Kirby Tassos was playing a production of “West Side Story” in Europe with trumpeter Craig Johnson of Maynard Ferguson fame. On the way to the sound check on the first gig, Kirby got lost and showed up at the theatre with the sound check already in progress. He began setting up his usual 50 pounds of keyboard gear when the conductor paused and asked if everyone could hear okay. Craig quipped, “Well, I couldn’t hear Kirby!”
A banjo playing friend of Herb Gardner couldn’t afford a proper banjo case, so he used an old guitar case instead. Herb said that once at a subway stop the guy put the guitar case down and a thief ran off with it. Herb’s friend ran in hot pursuit, yelling, “It’s a BANJO! It’s a BANJO!…”
Danny Morgan sent me this one: Shelly Manne attended a concert at the Hollywood Bowl when Andre Previn was conducting the Los Angeles Philharmonic. After the performance, Shelly went backstage and asked to speak with Previn. When asked why, he said, “I hear that big bands are back.”
Jack Schatz told me that when bass trombonist Paul Faulise moved from Manhattan to New Jersey in the 1960’s, he invited lead trumpeters Bernie Glow and Dick Perry to visit him. They were impressed by the size of Paul’s house and property. Bernie commented, “All this, and you don’t even have to play above the staff!”
I’ve been writing this column every month except August since 1983, and stories still keep coming in. But I think I should reprint some of the earliest material for the benefit of the new generation. Here are two items that I wrote in June 1988:
John Lesko remembered taking an arrangement he had written to Ray Bloch for a television show. Bloch was famous for his bottomless downbeat. After the usual preparatory gesture, he would bring his right hand down to his side in a way that looked like he had changed his mind. John was amazed when the band came right in together. “How do you know when to come in?” he asked trumpeter Chris Griffin. “Where’s the downbeat?” Chris said, “When his hand passes the second button on his jacket.”

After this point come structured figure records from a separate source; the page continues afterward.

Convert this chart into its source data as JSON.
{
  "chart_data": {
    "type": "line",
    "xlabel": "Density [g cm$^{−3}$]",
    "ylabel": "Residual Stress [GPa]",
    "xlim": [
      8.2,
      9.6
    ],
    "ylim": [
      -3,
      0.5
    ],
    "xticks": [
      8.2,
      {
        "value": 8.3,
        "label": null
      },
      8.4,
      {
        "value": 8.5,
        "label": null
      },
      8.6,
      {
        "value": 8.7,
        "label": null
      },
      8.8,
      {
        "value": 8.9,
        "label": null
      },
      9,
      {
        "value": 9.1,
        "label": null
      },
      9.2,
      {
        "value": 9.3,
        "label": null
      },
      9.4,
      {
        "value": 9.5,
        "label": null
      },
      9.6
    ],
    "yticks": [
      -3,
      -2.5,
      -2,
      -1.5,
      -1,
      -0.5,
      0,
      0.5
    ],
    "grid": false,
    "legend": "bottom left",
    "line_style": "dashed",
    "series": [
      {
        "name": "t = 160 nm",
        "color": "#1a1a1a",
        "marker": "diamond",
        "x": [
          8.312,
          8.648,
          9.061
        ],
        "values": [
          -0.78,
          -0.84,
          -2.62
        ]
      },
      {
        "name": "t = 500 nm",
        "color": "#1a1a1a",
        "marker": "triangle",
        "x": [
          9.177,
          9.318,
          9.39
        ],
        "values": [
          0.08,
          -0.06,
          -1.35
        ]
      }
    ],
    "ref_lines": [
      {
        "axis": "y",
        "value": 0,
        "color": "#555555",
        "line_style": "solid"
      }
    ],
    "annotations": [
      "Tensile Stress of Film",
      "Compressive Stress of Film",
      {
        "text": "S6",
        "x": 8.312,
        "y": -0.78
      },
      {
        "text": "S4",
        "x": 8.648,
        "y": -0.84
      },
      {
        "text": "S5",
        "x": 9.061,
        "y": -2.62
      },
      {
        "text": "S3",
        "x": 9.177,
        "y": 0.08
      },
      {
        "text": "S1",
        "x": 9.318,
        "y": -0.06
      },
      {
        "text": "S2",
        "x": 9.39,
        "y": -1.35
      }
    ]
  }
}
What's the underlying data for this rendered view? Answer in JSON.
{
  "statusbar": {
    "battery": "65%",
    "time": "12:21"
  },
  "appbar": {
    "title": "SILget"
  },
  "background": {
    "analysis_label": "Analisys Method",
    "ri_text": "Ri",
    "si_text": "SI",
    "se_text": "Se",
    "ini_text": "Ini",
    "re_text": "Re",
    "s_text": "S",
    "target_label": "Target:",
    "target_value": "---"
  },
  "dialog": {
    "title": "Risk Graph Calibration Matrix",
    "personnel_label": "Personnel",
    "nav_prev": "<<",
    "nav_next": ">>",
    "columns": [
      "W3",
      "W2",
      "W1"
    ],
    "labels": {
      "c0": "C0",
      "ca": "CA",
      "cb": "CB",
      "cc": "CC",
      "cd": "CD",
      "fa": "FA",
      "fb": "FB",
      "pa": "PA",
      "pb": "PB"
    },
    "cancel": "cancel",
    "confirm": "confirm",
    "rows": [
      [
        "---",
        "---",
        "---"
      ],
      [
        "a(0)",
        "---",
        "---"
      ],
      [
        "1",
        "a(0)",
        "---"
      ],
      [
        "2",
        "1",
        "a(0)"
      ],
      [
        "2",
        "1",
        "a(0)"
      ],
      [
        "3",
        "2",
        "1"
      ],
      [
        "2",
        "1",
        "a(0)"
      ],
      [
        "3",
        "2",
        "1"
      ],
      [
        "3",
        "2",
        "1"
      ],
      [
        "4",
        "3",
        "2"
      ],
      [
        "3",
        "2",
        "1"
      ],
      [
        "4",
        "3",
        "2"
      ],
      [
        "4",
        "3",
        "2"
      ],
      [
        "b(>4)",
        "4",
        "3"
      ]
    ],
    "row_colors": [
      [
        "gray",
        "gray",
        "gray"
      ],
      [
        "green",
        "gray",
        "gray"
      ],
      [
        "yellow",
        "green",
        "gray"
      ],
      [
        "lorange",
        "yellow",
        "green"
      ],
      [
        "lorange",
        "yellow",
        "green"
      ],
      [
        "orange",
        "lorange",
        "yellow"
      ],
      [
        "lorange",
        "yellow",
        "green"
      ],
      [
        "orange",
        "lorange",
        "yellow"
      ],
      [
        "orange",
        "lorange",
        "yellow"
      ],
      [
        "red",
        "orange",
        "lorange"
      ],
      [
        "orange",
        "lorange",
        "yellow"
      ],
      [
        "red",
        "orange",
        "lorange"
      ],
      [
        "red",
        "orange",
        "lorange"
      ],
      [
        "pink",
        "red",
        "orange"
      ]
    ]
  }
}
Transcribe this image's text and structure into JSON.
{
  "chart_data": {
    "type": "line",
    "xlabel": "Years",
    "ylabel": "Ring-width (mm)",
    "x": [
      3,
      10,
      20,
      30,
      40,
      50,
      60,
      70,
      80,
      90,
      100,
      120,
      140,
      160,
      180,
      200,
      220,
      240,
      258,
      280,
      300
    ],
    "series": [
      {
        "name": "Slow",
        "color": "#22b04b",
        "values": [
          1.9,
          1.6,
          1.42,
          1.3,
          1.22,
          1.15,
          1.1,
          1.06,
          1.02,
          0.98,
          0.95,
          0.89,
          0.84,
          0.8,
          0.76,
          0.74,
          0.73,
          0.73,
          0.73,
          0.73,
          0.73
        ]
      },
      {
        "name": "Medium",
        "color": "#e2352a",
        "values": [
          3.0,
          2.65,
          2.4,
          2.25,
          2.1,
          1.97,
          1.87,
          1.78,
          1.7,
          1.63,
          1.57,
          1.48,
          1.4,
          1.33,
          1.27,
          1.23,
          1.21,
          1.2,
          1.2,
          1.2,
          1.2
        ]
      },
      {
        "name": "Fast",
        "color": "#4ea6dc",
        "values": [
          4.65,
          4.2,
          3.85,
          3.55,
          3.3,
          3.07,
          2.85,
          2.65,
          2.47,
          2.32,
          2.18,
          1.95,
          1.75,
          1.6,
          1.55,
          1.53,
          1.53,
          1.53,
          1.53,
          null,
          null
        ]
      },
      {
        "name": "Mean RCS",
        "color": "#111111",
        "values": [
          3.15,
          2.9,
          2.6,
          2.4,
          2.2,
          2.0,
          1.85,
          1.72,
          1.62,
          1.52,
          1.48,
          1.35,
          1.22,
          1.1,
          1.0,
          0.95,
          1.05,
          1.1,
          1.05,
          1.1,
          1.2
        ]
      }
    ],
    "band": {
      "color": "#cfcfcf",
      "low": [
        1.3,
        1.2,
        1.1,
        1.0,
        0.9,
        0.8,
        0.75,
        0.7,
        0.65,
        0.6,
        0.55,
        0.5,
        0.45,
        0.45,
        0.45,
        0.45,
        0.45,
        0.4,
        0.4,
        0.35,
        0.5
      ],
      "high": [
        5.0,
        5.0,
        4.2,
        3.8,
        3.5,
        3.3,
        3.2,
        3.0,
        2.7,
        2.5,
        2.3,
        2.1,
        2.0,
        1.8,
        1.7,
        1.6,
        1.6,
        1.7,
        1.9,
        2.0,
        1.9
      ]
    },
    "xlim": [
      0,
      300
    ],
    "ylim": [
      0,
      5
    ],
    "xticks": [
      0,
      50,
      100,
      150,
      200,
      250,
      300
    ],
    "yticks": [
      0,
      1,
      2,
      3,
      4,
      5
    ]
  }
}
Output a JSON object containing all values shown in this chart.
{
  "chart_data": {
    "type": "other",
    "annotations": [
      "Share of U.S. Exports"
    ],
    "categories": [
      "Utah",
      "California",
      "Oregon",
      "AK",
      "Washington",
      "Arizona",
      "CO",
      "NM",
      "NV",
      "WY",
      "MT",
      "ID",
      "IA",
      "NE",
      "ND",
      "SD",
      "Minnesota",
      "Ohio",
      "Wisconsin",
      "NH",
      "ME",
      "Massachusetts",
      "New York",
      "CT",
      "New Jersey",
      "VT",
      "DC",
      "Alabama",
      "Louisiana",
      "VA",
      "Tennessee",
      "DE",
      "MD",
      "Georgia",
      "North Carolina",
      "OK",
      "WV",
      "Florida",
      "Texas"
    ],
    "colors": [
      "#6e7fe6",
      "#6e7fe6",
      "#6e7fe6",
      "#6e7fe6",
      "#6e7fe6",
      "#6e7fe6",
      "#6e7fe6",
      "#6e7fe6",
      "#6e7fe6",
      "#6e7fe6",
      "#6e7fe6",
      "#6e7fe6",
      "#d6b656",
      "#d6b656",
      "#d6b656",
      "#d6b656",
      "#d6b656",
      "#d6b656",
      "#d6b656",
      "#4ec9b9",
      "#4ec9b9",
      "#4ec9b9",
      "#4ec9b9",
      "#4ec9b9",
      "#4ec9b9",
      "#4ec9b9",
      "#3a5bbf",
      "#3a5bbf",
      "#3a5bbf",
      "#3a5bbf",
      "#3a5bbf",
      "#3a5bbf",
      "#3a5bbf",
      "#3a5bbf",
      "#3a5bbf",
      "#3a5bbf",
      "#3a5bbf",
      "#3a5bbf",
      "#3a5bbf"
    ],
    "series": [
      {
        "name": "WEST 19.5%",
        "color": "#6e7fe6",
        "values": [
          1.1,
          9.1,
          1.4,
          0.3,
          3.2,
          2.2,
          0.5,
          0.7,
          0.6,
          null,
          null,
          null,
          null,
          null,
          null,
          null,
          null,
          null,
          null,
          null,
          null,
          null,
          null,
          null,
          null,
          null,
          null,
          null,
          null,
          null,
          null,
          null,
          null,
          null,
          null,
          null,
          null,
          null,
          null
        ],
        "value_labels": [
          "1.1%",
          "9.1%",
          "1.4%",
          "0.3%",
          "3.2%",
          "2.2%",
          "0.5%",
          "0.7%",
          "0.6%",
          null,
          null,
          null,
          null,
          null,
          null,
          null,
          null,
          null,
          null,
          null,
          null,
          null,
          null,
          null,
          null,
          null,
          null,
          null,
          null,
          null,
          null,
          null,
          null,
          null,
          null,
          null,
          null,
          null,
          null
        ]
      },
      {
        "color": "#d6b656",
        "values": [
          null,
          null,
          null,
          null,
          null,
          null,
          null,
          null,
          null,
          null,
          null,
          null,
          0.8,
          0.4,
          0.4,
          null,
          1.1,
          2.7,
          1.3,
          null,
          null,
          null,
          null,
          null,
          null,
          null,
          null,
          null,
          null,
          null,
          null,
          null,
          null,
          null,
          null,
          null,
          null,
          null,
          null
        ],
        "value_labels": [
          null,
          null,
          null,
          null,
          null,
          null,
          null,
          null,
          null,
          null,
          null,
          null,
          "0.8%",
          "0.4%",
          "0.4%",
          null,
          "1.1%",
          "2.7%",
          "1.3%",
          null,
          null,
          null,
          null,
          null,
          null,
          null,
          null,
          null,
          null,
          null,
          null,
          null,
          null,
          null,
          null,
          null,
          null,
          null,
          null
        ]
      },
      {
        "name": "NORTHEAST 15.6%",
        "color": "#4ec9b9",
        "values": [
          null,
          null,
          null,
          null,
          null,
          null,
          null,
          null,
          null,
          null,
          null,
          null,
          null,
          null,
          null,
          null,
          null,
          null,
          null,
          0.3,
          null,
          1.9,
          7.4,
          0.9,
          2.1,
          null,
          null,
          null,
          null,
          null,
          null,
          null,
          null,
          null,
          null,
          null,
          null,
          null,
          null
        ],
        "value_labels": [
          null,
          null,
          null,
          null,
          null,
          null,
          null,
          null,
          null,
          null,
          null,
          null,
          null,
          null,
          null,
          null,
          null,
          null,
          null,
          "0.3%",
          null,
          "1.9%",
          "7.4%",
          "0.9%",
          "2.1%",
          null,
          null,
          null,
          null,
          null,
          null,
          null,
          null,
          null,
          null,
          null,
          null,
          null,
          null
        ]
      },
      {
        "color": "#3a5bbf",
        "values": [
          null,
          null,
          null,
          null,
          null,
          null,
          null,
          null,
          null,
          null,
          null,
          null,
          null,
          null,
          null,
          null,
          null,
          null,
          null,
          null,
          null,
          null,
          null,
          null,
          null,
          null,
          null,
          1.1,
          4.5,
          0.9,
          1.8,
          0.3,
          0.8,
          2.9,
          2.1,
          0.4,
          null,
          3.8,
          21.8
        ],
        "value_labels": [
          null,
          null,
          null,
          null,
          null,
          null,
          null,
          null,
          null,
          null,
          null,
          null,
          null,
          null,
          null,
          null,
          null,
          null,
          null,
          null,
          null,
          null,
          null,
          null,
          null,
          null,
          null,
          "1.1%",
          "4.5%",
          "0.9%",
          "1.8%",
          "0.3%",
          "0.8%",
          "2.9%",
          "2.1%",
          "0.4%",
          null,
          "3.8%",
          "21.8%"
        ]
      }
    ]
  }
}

After a performance with the New York Philharmonic, trombonist Jack Satterfield grabbed a cab and rushed to the Famous Door on 52nd Street to hear Art Tatum, his favorite pianist. He didn’t bother to change his clothes, and when he arrived at the nightclub dressed in tails, he made quite an impression on the headwaiter. He was given the best table in the house, right in front of Tatum’s piano. Jack sat there happily until closing time, drinking and listening to the music. He then paid his check and headed for the door. As he left, the headwaiter said, “Don’t forget the maître d’!” Jack turned and shook the man’s hand fervently. “I’ll never forget you!” he said, and walked out.